Prove that the following statement is not correct $$\exists y \in \mathbb{R}: \forall x \in \mathbb{R} : x+y =0$$ I have difficulties proving this.
I think that the best value $y$ can have is to be equal to $-x$. So I can give a contradiction by setting $x=-y+1$ and so $x+y\neq0$.

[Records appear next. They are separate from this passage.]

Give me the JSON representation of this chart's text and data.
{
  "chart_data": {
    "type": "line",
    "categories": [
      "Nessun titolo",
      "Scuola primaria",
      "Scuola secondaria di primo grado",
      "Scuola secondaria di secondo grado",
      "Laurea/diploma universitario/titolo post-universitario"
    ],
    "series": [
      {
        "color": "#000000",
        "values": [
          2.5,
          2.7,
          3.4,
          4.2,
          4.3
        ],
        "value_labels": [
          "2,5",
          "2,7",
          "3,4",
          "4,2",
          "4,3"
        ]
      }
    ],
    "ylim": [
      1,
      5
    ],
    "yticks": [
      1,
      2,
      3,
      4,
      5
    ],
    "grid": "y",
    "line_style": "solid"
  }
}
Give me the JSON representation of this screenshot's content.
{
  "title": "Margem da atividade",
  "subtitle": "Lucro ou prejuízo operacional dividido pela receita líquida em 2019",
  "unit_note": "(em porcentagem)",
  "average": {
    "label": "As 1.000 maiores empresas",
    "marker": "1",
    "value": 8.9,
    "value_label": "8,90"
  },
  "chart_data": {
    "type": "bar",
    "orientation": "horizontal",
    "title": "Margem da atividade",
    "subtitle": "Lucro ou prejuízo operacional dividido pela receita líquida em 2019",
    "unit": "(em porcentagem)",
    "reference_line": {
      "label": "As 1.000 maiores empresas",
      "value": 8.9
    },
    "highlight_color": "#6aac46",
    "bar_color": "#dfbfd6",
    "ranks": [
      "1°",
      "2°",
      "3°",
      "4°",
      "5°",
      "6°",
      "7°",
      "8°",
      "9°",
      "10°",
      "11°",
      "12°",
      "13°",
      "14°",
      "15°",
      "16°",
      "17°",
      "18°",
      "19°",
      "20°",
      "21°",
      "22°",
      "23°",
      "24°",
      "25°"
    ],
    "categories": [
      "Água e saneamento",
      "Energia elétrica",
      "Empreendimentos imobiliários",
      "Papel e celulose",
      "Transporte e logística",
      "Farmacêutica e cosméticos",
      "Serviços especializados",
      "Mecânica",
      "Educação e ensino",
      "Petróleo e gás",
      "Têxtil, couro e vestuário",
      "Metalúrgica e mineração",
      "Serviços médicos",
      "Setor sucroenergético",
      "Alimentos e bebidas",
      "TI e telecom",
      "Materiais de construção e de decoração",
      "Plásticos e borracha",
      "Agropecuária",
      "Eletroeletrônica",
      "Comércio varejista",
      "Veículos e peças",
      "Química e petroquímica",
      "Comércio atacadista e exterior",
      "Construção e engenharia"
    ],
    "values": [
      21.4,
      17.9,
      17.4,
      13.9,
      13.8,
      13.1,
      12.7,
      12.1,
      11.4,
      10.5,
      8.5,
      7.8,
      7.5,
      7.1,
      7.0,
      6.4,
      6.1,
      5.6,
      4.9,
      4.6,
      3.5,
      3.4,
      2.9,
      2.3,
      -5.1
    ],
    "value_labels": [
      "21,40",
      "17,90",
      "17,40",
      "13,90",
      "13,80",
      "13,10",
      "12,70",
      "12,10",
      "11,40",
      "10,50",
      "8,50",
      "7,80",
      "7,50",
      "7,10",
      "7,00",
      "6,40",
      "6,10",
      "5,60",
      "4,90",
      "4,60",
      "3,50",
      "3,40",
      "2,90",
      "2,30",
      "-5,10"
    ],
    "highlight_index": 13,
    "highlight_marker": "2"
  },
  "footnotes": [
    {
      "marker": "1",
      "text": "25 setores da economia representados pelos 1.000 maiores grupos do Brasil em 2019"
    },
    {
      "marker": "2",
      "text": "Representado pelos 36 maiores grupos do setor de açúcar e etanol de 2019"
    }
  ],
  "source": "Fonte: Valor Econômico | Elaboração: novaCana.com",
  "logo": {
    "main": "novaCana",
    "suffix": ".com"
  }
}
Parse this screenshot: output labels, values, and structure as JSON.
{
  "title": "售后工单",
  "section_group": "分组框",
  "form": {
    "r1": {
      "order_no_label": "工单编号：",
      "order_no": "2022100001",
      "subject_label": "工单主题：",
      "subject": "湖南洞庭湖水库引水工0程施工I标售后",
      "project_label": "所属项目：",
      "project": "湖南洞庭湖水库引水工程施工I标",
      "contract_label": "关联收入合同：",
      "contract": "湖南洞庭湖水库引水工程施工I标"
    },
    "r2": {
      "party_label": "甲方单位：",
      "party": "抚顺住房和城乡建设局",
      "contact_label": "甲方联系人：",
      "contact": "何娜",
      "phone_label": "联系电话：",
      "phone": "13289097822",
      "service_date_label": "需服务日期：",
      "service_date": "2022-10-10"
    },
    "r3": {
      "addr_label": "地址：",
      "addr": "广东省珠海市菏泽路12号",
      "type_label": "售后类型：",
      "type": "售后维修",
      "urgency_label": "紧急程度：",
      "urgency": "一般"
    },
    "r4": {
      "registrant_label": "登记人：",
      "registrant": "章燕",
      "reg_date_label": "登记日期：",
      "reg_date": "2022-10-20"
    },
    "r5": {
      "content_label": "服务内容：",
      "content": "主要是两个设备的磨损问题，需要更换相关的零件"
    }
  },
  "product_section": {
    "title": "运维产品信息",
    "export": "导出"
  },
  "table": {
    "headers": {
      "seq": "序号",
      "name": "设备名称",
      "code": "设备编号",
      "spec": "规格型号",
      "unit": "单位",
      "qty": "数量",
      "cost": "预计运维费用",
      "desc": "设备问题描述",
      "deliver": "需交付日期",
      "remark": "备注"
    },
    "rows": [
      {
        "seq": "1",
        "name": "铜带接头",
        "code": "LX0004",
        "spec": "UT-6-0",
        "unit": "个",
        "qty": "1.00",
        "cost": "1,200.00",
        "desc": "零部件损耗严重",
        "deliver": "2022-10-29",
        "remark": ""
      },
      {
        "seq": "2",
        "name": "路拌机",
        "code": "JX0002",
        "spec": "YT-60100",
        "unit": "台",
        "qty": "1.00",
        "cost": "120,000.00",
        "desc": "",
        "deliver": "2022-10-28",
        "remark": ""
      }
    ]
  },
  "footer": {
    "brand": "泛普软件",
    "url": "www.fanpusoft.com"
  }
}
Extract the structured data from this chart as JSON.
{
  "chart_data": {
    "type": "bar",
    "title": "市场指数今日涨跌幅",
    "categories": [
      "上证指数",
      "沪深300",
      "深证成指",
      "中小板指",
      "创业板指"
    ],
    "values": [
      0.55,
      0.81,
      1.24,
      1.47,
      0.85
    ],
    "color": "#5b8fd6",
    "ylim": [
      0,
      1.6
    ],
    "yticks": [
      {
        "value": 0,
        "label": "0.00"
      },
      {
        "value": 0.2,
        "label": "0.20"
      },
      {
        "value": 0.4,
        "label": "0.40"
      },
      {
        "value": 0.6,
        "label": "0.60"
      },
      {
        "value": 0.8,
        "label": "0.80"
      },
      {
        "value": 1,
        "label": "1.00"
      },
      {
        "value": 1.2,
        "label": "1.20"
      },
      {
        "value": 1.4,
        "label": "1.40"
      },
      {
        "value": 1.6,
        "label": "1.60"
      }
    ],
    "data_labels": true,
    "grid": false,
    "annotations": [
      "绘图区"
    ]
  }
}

Is there a better way to prove this?
The natural way for most mathematicians to prove this is "by contradiction" --- assume that there is such a $y$ and show that this leads to a falsehood. Here's that proof:
Suppose there is such a $y$. Then for every $x \in \Bbb R$, we have $$ x + y = 0. $$ In particular, for $x = 1$ and for $x = 0$, we have $$ 1 + y = 0 \\ 0 + y = 0 $$ Subtracting the bottom equation from the top, we get that $1 = 0$, which is false, so our assumption --- that such a $y$ exists --- must be false.
This may seem unnatural to you, but it's a very useful tool, one that applies to lots of statements that start out claiming that some particular thing exists.
You can try to show that the negation is true; that is $$ \forall y\in\mathbb{R},\exists x\in\mathbb{R},x+y\neq0 $$ Fix $y\in\mathbb{R}$ and choose $x=-y+1\in\mathbb{R}$. Then $x+y=-y+1+y=1\neq0$.
If $x+y=0$, then $(x+1)+y=1\ne0$ and the $\forall x$ clause cannot hold.
Addition is commutative, and so $x+y=y+x$. Therefore, we can write $$x+y=0\iff y+x=0.$$ By the additive inverse axiom, we know that every real number has a unique additive inverse. Therefore, the only $x$ that would satisfy $y+x=0$ is if $x=-y$. Since $\exists x: x\neq-y$, the statement is false.